In een geval als dit, waarin de verklaringen van aangeefster en verdachte voor wat betreft het ten laste gelegde feit lijnrecht tegenover elkaar staan, moet de rechtbank naast de geloofwaardigheid van de verklaringen van aangeefster ook beoordelen of voor de belastende verklaringen van aangeefster voldoende steunbewijs in het dossier aanwezig is, waarbij in het bijzonder aan de hierboven geformuleerde wettelijke eisen moet zijn voldaan.
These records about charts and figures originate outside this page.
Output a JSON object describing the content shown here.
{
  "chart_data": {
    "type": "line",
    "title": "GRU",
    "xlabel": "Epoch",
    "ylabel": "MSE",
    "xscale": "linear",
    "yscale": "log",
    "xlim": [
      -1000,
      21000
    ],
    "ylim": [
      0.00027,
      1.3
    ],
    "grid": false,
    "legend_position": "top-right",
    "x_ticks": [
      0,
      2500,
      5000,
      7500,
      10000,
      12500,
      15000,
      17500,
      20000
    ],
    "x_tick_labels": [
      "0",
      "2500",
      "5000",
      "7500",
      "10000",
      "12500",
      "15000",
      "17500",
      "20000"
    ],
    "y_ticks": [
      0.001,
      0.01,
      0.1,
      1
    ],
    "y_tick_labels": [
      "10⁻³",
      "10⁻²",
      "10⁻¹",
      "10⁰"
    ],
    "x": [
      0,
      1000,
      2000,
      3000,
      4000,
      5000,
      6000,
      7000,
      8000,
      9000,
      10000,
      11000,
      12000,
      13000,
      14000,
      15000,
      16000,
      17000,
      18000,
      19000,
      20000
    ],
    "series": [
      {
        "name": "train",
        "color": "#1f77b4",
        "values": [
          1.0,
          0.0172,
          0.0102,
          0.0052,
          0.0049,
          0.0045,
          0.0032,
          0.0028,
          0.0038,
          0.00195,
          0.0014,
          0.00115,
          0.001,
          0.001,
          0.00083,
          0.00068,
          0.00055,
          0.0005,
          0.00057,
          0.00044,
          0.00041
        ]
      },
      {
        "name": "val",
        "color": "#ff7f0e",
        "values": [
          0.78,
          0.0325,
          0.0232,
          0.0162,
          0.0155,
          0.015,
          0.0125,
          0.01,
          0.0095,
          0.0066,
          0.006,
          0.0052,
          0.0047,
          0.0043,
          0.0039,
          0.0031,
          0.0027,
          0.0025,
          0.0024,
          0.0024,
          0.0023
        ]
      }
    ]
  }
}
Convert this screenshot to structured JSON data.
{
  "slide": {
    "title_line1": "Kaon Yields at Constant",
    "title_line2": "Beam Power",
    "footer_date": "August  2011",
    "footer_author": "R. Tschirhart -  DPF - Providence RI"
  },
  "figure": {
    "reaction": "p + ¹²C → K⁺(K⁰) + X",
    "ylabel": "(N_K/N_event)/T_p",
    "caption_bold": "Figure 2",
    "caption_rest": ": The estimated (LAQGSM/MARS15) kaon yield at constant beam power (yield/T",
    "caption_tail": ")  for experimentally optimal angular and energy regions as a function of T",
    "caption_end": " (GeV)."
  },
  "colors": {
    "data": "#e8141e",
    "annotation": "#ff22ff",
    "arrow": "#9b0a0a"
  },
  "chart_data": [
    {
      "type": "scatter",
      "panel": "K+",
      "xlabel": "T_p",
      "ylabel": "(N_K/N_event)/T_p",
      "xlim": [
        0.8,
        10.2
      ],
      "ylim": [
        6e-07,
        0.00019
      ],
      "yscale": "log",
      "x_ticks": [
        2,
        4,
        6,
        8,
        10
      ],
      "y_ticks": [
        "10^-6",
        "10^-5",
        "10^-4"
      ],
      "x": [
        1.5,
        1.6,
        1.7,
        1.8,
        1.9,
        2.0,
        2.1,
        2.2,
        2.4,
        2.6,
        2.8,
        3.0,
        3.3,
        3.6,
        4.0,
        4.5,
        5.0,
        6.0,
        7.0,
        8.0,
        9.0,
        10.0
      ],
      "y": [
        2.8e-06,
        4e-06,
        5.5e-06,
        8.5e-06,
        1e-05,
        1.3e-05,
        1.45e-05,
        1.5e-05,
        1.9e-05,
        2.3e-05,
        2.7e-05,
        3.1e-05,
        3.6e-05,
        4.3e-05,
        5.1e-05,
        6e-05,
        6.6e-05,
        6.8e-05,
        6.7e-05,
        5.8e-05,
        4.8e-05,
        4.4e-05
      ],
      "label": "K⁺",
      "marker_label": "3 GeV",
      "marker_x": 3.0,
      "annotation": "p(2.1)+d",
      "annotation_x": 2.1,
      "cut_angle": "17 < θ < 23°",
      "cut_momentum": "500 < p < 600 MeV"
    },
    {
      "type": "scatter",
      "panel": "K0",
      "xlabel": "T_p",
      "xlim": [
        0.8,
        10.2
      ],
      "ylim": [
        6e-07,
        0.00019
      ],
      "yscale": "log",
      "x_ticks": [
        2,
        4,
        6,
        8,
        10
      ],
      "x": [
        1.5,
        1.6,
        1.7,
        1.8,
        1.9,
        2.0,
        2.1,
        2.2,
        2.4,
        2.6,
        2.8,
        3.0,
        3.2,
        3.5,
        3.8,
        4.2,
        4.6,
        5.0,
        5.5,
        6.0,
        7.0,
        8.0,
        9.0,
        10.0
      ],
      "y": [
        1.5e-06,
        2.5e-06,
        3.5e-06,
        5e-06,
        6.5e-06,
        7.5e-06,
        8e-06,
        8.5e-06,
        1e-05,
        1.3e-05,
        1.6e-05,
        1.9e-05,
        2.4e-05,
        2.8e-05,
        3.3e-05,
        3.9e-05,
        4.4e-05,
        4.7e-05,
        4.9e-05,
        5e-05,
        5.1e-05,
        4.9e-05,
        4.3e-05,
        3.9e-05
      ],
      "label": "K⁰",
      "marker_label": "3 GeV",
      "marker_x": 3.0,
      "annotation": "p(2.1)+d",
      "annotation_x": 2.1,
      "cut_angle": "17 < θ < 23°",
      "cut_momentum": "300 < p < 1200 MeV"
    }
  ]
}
De rechtbank constateert, zonder daarbij te oordelen dat aangeefster niet naar waarheid zou hebben verklaard, dat de door aangeefster naar voren gebrachte feiten en omstandigheden op essentiële punten onvoldoende steun vinden in andere objectieve en redengevende bewijsmiddelen voor de gevolgtrekking dat zij door verdachte is misbruikt, zodat niet wordt voldaan aan de juridische maatstaf van wettig en overtuigend bewijs. De rechtbank merkt daarbij op dat zich in het dossier een app-gesprek bevindt tussen verdachte en aangeefster, die de lezing van aangeefster zou kunnen ondersteunen. De rechtbank is evenwel van oordeel dat dit app-gesprek de verklaring van aangeefster op de vereiste essentiële onderdelen niet ondersteunt. Dit klemt te meer nu verdachte een andere verklaring heeft voor de in het app-gesprek gebezigde tekst. Ook de informatie van de huisarts van aangeefster voldoet naar het oordeel van de rechtbank niet aan de vereisten voor steunbewijs, nu uit deze informatie enkel blijkt dat aangeefster een maand na het ten laste gelegde feit een onderzoek heeft laten doen naar seksueel overdraagbare aandoeningen. Dit ondersteunt haar verklaring niet op essentiële onderdelen. De rechtbank is dan ook van oordeel dat onvoldoende wettig en overtuigend is bewezen dat verdachte het primair en subsidiair ten laste gelegde feit heeft begaan en zal hem hiervan vrijspreken.

Uitspraak

De rechtbank

Verklaart niet bewezen hetgeen verdachte is ten laste gelegd en spreekt verdachte daarvan vrij.
Dit vonnis is gewezen door mr. H.J. Schuth, voorzitter, mr. S. Zwarts en mr. N. Gerlsma, rechters, bijgestaan door mr. E.W. Jeuring, griffier, en uitgesproken ter openbare terechtzitting van deze rechtbank op 25 juni 2020.